This spring, I received a Boston Proper catalog with a gorgeous sundress on the cover. It was very feminine and romantic–I immediately imagined myself wearing it to brunch on a lazy Sunday morning. I was poised to purchase it, when suddenly and for the first time ever, I asked myself if it were to “young” a look for me. I am 56, in body, after all, and though I am slim and fit–it occurred to me that perhaps the dress was not “age appropriate” for a woman of my years. It comes as a surprise when I take stock in the many changes in my face, hair, skin tone and overall musculature. My face and hair have changed, but the woman inside has not.
If I got the dress, would I look like an old woman in a girl’s clothing? Would the disparity between my age and the style be such that it would create that dissonance we sometimes see when an outfit doesn’t seem to fit it’s wearer because she is OLD?
When I think of “age appropriate” clothing, I think of structured, boxy suits, sensible shoes, the covering of body parts which have seen better days, the repression of one’s creativity and sexuality.
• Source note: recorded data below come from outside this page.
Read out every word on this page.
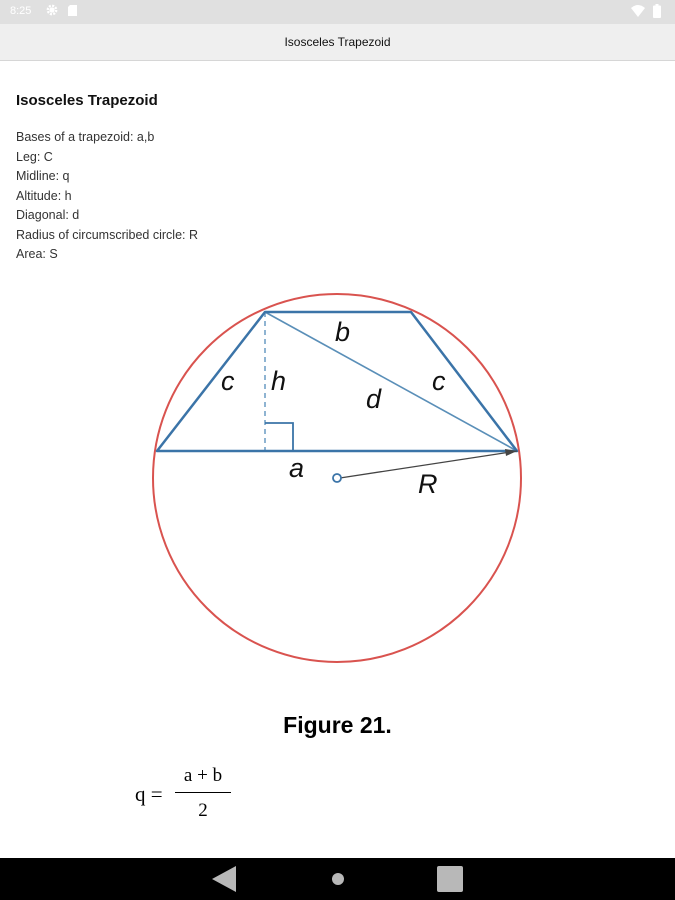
8:25
Isosceles Trapezoid
Isosceles Trapezoid
Bases of a trapezoid: a,b
Leg: C
Midline: q
Altitude: h
Diagonal: d
Radius of circumscribed circle: R
Area: S
b
c h
d
c
a
R

Figure 21.

q =
a + b
2
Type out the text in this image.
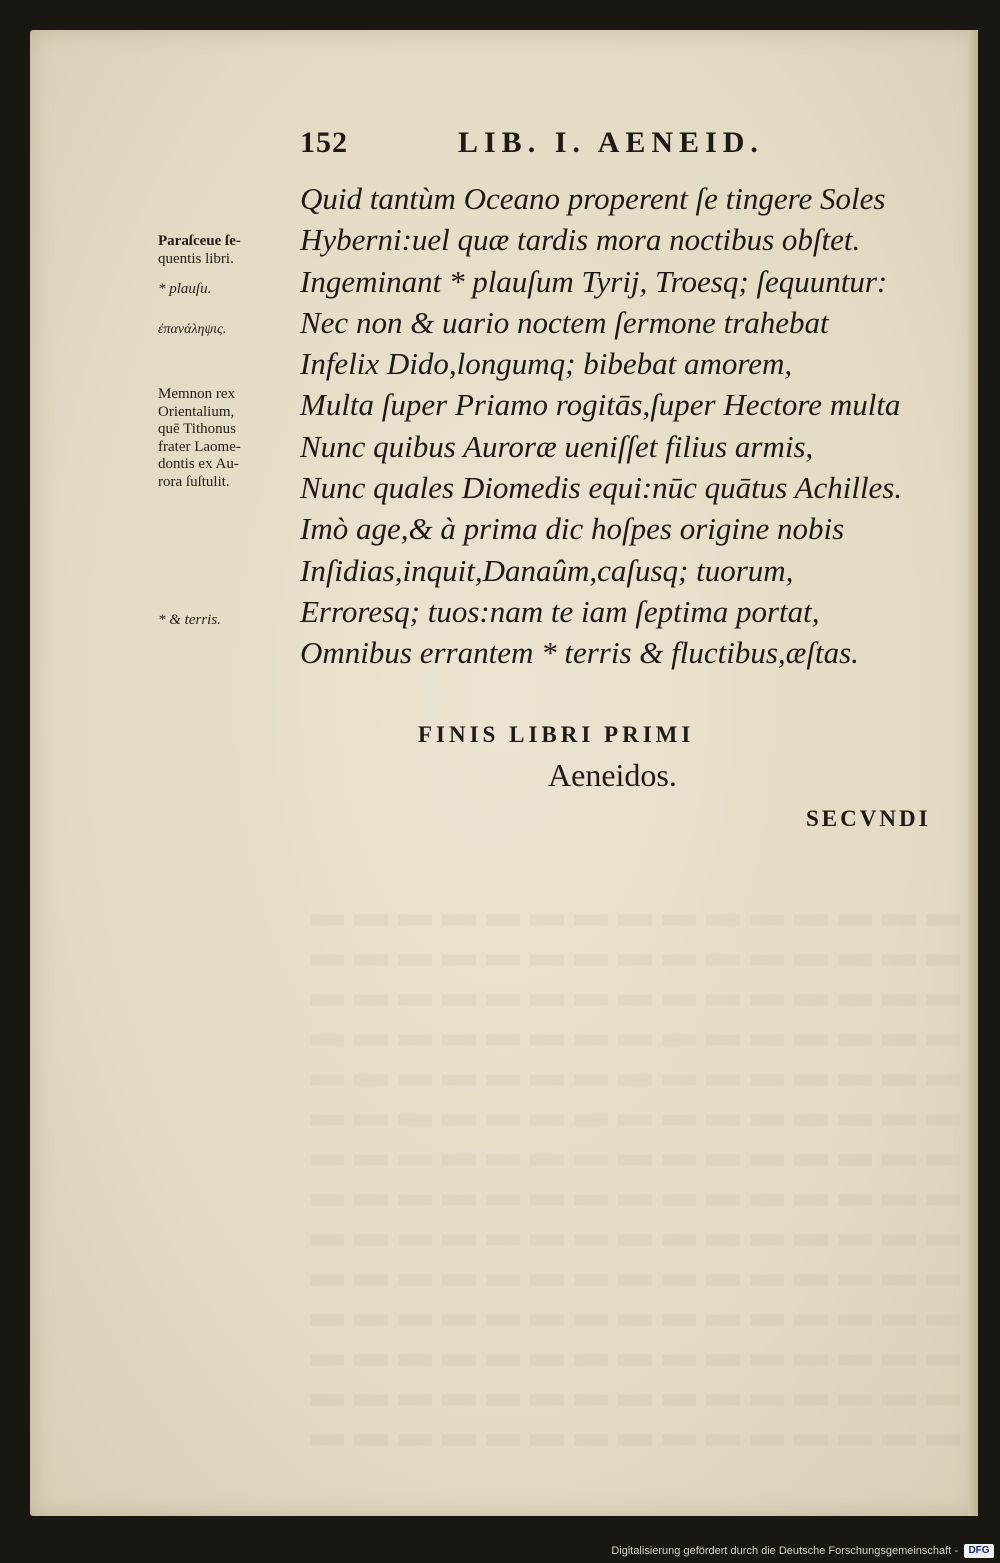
152	LIB. I. AENEID.
Quid tantùm Oceano properent ſe tingere Soles
Hyberni:uel quæ tardis mora noctibus obſtet.
Ingeminant * plauſum Tyrij, Troesq; ſequuntur:
Nec non & uario noctem ſermone trahebat
Infelix Dido,longumq; bibebat amorem,
Multa ſuper Priamo rogitās,ſuper Hectore multa
Nunc quibus Auroræ ueniſſet filius armis,
Nunc quales Diomedis equi:nūc quātus Achilles.
Imò age,& à prima dic hoſpes origine nobis
Inſidias,inquit,Danaûm,caſusq; tuorum,
Erroresq; tuos:nam te iam ſeptima portat,
Omnibus errantem * terris & fluctibus,æſtas.
Paraſceue ſe-
quentis libri.
* plauſu.
ἐπανάληψις.
Memnon rex
Orientalium,
quē Tithonus
frater Laome-
dontis ex Au-
rora ſuſtulit.
* & terris.
FINIS LIBRI PRIMI
Aeneidos.
SECVNDI
Digitalisierung gefördert durch die Deutsche Forschungsgemeinschaft -	DFG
I don’t want to fit in such a box, but I don’t want to be “inappropriate” either. I didn’t buy the dress, though I still think about it.
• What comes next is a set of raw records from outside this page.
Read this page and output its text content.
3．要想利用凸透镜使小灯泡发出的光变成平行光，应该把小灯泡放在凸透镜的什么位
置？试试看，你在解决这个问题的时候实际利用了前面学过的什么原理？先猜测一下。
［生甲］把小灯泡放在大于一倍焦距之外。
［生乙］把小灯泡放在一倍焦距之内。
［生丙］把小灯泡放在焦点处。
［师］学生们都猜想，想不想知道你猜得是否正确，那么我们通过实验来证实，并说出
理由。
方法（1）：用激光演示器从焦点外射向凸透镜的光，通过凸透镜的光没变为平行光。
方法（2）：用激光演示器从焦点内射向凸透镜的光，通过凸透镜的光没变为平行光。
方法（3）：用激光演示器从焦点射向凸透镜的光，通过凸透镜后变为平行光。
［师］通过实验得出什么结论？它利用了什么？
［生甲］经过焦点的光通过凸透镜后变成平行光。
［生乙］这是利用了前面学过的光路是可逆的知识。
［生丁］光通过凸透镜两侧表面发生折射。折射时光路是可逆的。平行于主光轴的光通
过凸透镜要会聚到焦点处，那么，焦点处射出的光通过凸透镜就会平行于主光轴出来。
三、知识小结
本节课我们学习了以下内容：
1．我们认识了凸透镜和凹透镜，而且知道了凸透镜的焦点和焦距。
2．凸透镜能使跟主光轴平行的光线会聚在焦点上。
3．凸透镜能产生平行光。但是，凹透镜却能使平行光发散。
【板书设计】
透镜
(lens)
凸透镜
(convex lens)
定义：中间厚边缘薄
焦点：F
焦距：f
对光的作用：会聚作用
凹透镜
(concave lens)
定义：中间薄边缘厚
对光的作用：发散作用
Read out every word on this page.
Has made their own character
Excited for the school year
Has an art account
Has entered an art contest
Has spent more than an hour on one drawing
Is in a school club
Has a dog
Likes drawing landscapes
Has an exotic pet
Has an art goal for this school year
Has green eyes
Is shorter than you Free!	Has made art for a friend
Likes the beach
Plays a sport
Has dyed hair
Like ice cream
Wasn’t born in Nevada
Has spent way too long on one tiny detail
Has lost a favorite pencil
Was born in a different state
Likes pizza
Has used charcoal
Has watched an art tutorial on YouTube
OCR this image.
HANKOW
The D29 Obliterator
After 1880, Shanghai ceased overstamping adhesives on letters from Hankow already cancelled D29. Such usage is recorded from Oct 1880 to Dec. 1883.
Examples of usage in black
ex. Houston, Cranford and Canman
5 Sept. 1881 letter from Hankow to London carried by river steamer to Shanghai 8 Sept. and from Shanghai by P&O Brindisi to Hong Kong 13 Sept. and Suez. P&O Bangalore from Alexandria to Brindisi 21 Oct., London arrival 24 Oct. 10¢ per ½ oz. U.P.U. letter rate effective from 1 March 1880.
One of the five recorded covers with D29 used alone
Earlier this weekend, I watched a video posted by Melissa55, a stunning YouTuber who is of similar age and sensibility as I. Melissa55 received a comment from a viewer suggesting that her clothing choices were not age appropriate and made her look as if she were trying too hard. Firstly, I could not disagree more, and more importantly, what is “age appropriate”?
As I considered the question of what makes clothing appropriate to one age or another, I came to see that good taste is universal. Young and old, alike look best when the wearer’s shape, size, coloring and personal style meld. Some clothes are simply too short, too revealing, a poor fit, poorly constructed and/or too over the top for women and girls of any age.
Revealing swimwear, sleek, body conscious clothing and short skirts and shorts should be worn with caution by those who choose them–with the overall look and fit in mind. There comes a point where TMI comes to mind, and while one may receive attention, it is not likely the kind of attention we seek deep in our souls.
What we wear sends messages, we all know that. When clothes are mindfully selected, they may whisper or shout, depending on the intention of the wearer. The questions I have begun to ask myself more these days, fall along the lines of “who am I now?” “Does this still reflect who I am?” “Does this feel good and fit properly?” Things continue to change, including our self-image and correspondingly our wardrobe.
In the end, the question isn’t about appropriateness based on our age, rather is it appropriate for who we are now.